We lived above a store in a two-story building on Coney Island Avenue, an undistinguished brick dwelling in a row of them, all attached and nearly identical. Now and then I actually type the address into Google maps, switch to “street view” and wander about like a ghost. I notice details: a nineteenth century-style cornice, narrow windows in rows of three, the great daunting width of the street.

And as much as I want to believe otherwise, I can see from these visits that we finally leave no trace of ourselves in the scenes where we have lived our lives. New signs go up above the shops. New smells fill the kitchens. We vanish entirely.

In the dream, though, I enter through the small foyer with its tiles of yellow and black and climb the first flight of wooden stairs, taking care to hold onto the banister and stepping carefully into the shadowy hallway. I approach the door and find it locked. I am holding a key but of course it doesn’t fit.

And the weird part (as if this whole thing isn’t already weird enough) is that my mother opens the door, not as the young woman she was when we lived in this place, but as the elderly lady she is today. Odder still, she is holding a chubby, docile baby in her arms. She sets him down on a big plush chair and he seems quite content, watching me quizzically, as though he belongs here and I do not. And he is certainly right about that.

Everything is both familiar and strange, even the triangle of light that enters from thekitchen into the living room, and the fire escape outside the back window above an alley, and the pulley-operated clothesline connected to the building, with its clothespins weathered gray as driftwood.

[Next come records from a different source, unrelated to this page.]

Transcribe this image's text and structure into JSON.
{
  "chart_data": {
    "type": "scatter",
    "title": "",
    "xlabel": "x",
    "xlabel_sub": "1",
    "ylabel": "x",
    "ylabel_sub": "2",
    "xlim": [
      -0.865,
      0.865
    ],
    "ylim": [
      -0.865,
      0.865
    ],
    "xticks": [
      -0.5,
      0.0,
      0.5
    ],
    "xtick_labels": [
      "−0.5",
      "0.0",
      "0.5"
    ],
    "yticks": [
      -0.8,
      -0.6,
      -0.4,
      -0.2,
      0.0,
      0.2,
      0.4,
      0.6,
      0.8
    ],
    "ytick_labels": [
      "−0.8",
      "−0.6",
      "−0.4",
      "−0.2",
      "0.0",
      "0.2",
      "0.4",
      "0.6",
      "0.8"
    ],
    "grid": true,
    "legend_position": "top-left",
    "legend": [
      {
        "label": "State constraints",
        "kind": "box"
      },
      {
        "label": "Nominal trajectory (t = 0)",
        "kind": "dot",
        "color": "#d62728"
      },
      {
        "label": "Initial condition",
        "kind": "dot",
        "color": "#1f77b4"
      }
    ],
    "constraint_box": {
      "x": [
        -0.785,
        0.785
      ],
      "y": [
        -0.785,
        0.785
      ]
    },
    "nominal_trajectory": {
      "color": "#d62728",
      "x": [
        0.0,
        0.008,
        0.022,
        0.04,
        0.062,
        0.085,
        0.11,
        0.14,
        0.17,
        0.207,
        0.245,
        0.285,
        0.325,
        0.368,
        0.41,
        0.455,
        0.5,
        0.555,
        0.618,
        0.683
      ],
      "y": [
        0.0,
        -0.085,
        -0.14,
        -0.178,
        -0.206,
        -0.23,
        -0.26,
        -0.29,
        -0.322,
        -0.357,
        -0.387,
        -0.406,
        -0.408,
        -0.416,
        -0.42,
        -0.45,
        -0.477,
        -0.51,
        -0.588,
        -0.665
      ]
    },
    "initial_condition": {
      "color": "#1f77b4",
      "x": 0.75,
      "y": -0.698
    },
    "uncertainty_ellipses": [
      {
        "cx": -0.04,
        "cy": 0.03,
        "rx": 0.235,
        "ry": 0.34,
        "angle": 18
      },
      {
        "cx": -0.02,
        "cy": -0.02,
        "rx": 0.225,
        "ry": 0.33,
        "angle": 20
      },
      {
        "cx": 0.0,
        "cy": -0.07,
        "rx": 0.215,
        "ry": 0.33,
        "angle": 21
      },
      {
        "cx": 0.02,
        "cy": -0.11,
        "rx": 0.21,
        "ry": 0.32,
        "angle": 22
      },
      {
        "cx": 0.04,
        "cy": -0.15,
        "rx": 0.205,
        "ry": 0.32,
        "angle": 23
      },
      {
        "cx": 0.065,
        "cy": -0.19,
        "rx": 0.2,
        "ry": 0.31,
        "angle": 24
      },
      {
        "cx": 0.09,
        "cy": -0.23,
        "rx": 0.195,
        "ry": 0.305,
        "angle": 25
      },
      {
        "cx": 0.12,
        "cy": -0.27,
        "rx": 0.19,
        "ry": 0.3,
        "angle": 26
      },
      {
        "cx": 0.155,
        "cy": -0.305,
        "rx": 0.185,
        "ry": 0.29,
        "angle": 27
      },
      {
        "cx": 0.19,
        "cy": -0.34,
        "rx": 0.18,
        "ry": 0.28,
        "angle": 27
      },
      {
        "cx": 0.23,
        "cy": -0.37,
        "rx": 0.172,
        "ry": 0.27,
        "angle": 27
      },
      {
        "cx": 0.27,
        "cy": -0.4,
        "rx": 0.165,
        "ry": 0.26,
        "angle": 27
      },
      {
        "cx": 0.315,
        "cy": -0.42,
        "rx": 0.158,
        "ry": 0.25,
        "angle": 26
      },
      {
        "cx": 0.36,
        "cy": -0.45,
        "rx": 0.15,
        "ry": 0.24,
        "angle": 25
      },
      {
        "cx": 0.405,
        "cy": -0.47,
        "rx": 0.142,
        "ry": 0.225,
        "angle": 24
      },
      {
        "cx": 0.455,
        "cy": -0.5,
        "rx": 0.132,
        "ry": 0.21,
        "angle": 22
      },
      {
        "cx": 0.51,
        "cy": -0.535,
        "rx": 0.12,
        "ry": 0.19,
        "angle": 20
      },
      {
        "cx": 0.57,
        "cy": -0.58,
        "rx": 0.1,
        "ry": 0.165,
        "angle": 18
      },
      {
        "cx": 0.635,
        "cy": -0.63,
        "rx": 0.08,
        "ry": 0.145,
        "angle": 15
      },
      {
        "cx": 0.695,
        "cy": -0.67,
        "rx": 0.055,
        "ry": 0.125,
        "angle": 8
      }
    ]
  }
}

I suppose we are all either haunted or nourished by our childhoods. Maybe my dream expresses nothing more than that universal yearning to go back and fix something, find something, or figure something out. But all I feel here is the heaviness of history and a sense of the separateness and mystery of my mother, whom I never expected to answer the door. She is as inscrutable and elusive in this dream as she was in my childhood, not that she was absent but rather that she was present in a misplaced kind of way -- angry and overwhelmed, which later turned into loneliness and sadness.

I started writing this in the morning, sipping my coffee, all awash in the dream. I had no idea how much it was about my mother.

Writing keeps you honest, I guess.

About my mother. Lately I have felt that she is on some secret trajectory of her own, and perhaps she always was, and suddenly it seems to me that she is very brave. I think ofher dressed in red or pink and wearing shiny trinkets and singing herself to sleep to dream of days she thinks were happy.

Maybe I met her in her dream last night, tending a child in the place we used to live, old and alone but not aware of it.